You should use sample variance of participants' scores. This means calculating the scores for all participants and then determining the variance of this set/distribution of scores. It is the default in pandas, R, and Matlab. If you use numpy, you need to manually set ddof=1 (see the official documentation). If you are an Excel user, please use VAR.S (or VARA, see the documentation).

What is the "Time to collect the trials" good for?

The optional "Time to collect the trials" performs a simple calculation of the time that it will take to collect data to achieve the desired reliability. It is to give you a sense of the practical implications for collecting a given number of trials and help inform decisions about the reliability vs time to collect data trade-off. If you provide the necessary information, you can toggle the "Plot time" button and see the reliability with experiment time rather than the number of trials.

What are the upper and lower limits (P + 1SD and P - 1SD) and which one should I use? (aka How to read the reliability plot)

Short answer: Move along the x-axis to explore the confidence interval. The lower limit is the minimum number of trials for a desired reliability (purple, P - 1SD), while the upper limit (red, P + 1SD) ensures you shouldn’t need more trials than specified to achieve that reliability level.

Long answer: The upper and lower limits in the reliability plot show the confidence margin, or the error, in estimating the C coefficient based on the user-provided parameters. It is a range indicating the mean error plus or minus the mean standard deviation (SD) for the given combination of L and N that were determined through simulations (refer to Figure 5 in the paper).

In cases where the SD is greater than 100%, a warning is presented to the user and SD of 100% is used.

To understand the "lower" and "upper" bounds: focus on the reliability (y-axis) of the plot and follow a line parallel with the x-axis. Intercepts with the curves will tell you the lower and upper limits.

Lower Limit (P - 1SD): This tells you the minimum number of trials needed to achieve a specific reliability. Less than this number of trials will NOT reach the desired reliability level.

Upper Limit (P + 1SD): This indicates that you won't need more trials than this number to achieve the desired level of reliability.
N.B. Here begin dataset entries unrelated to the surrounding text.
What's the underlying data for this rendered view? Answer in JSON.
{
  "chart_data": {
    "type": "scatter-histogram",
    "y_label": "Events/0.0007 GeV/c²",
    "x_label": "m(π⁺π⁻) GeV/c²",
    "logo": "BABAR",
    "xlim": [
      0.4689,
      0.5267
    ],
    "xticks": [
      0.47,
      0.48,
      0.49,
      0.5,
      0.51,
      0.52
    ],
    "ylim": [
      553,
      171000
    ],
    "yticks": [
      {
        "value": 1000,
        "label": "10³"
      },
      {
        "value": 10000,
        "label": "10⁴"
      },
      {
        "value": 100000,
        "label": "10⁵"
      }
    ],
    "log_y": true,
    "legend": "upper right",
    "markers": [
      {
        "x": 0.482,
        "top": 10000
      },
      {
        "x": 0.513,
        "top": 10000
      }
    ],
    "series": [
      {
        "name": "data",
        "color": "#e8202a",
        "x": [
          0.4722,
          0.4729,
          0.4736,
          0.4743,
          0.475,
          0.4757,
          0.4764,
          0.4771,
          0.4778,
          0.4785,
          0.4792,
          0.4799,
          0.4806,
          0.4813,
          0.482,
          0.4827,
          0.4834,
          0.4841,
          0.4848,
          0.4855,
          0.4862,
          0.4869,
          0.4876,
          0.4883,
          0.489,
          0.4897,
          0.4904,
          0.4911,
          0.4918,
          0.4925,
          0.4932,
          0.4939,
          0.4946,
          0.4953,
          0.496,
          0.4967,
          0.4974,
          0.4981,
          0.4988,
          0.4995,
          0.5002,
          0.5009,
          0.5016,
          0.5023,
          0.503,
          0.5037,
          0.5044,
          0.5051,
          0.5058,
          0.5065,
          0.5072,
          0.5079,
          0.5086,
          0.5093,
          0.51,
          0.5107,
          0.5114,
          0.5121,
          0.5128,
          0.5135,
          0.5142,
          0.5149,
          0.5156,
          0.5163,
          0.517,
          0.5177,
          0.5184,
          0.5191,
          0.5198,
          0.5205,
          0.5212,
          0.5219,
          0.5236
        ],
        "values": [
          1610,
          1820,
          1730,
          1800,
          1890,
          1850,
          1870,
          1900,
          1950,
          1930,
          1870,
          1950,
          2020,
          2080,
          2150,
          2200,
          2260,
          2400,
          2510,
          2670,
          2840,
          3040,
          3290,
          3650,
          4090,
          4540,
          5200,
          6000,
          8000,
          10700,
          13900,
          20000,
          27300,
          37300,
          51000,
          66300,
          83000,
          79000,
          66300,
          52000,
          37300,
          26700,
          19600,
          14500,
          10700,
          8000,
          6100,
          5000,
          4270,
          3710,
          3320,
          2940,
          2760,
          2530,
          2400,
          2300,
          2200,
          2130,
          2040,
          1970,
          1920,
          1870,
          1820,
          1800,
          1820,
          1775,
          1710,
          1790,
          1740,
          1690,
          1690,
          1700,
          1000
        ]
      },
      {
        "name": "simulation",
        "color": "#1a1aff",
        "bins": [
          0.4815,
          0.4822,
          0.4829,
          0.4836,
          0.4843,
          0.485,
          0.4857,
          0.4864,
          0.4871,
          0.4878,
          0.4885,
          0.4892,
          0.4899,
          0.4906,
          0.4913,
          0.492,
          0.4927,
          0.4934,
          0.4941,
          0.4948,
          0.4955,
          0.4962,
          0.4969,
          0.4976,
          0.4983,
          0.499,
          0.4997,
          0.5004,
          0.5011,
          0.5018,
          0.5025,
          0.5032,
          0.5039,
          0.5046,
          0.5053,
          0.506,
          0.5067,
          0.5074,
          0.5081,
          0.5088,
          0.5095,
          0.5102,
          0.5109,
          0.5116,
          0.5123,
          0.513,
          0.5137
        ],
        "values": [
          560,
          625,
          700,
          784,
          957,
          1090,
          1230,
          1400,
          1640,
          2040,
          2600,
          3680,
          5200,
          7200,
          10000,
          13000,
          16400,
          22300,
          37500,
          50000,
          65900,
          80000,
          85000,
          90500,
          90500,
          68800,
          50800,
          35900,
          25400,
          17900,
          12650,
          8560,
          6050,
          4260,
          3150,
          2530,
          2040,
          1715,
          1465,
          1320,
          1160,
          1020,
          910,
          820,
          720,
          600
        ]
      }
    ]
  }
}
It ensures you're on the safe side.

What do the numbers mean when hovering over the plot?

It is the $(x,y)$ coordinate of the point, so the first says the number of trials ($L$) and the second is reliability ($R$) corresponding to this number of trials.

The app does not allow me to enter a mean that is less than zero or more than 1. What should I do?
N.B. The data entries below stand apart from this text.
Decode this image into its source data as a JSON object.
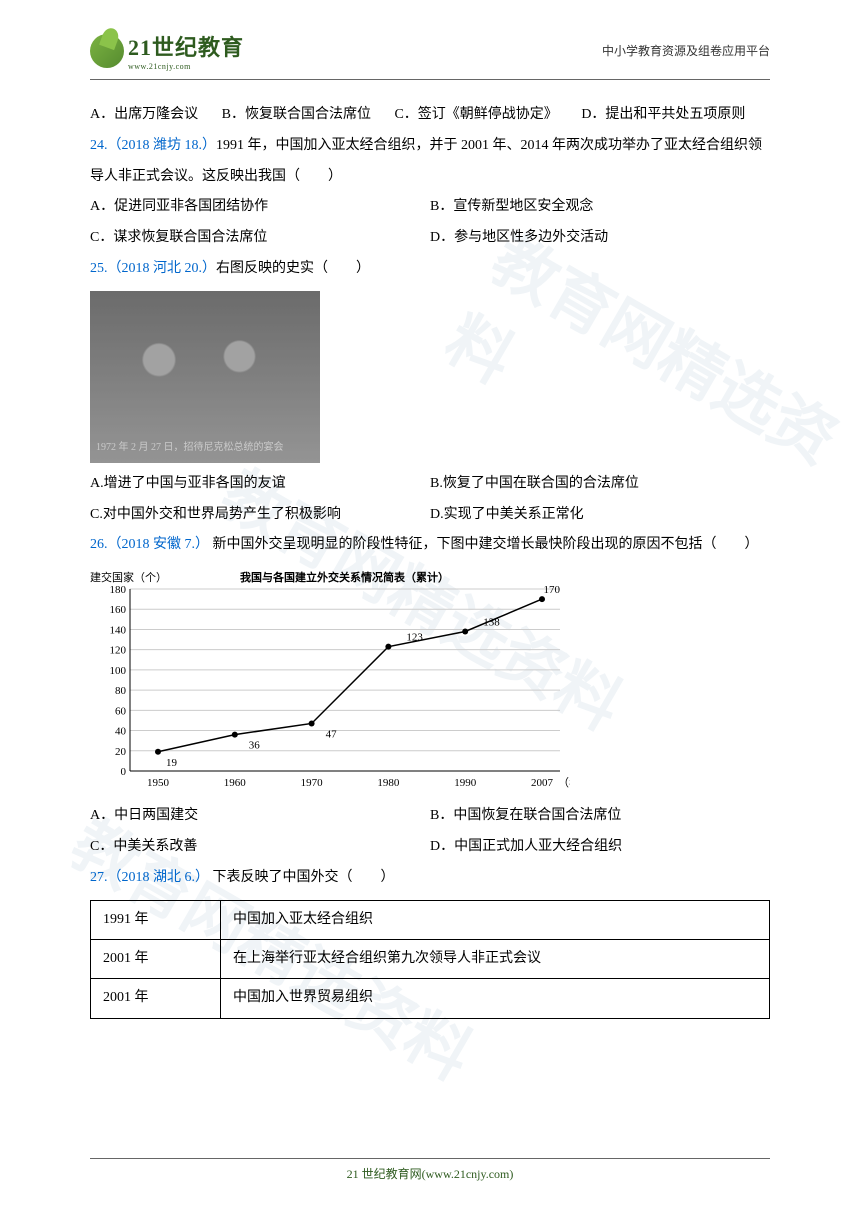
{
  "header": {
    "logo_main": "21世纪教育",
    "logo_sub": "www.21cnjy.com",
    "right_text": "中小学教育资源及组卷应用平台"
  },
  "watermark_text": "教育网精选资料",
  "q23": {
    "opt_a": "A．出席万隆会议",
    "opt_b": "B．恢复联合国合法席位",
    "opt_c": "C．签订《朝鲜停战协定》",
    "opt_d": "D．提出和平共处五项原则"
  },
  "q24": {
    "link": "24.（2018 潍坊 18.）",
    "stem": "1991 年，中国加入亚太经合组织，并于 2001 年、2014 年两次成功举办了亚太经合组织领导人非正式会议。这反映出我国（　　）",
    "opt_a": "A．促进同亚非各国团结协作",
    "opt_b": "B．宣传新型地区安全观念",
    "opt_c": "C．谋求恢复联合国合法席位",
    "opt_d": "D．参与地区性多边外交活动"
  },
  "q25": {
    "link": "25.（2018 河北 20.）",
    "stem": "右图反映的史实（　　）",
    "photo_caption": "1972 年 2 月 27 日，招待尼克松总统的宴会",
    "opt_a": "A.增进了中国与亚非各国的友谊",
    "opt_b": "B.恢复了中国在联合国的合法席位",
    "opt_c": "C.对中国外交和世界局势产生了积极影响",
    "opt_d": "D.实现了中美关系正常化"
  },
  "q26": {
    "link": "26.（2018 安徽 7.）",
    "stem": " 新中国外交呈现明显的阶段性特征，下图中建交增长最快阶段出现的原因不包括（　　）",
    "opt_a": "A．中日两国建交",
    "opt_b": "B．中国恢复在联合国合法席位",
    "opt_c": "C．中美关系改善",
    "opt_d": "D．中国正式加人亚大经合组织"
  },
  "q27": {
    "link": "27.（2018 湖北 6.）",
    "stem": " 下表反映了中国外交（　　）",
    "table": {
      "rows": [
        [
          "1991 年",
          "中国加入亚太经合组织"
        ],
        [
          "2001 年",
          "在上海举行亚太经合组织第九次领导人非正式会议"
        ],
        [
          "2001 年",
          "中国加入世界贸易组织"
        ]
      ]
    }
  },
  "chart": {
    "title": "我国与各国建立外交关系情况简表（累计）",
    "y_label": "建交国家（个）",
    "x_label": "（年）",
    "years": [
      "1950",
      "1960",
      "1970",
      "1980",
      "1990",
      "2007"
    ],
    "values": [
      19,
      36,
      47,
      123,
      138,
      170
    ],
    "ylim": [
      0,
      180
    ],
    "ytick_step": 20,
    "line_color": "#000000",
    "marker_color": "#000000",
    "grid_color": "#cccccc",
    "background": "#ffffff",
    "font_size": 11
  },
  "footer": {
    "text": "21 世纪教育网(www.21cnjy.com)"
  }
}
If your mean is less than 0 or more than 1, it very likely means that the outcomes of trials in your experiment or the measure you use are not binary (see section What are the limitations of this app? Can I use it for any task?) and this tool cannot be used for your data. If, however, your task is binary, this may simply mean that you need to scale your data appropriately (for instance – a participant might have a score of 0.8 instead of 80% correct, or 40/50 trials correct). If your task is not binary, you can still create the reliability curve yourself, calculate C and obtain reliability predictions based on the direct and linearized fits. Please see the main text for details on how to compute these curves.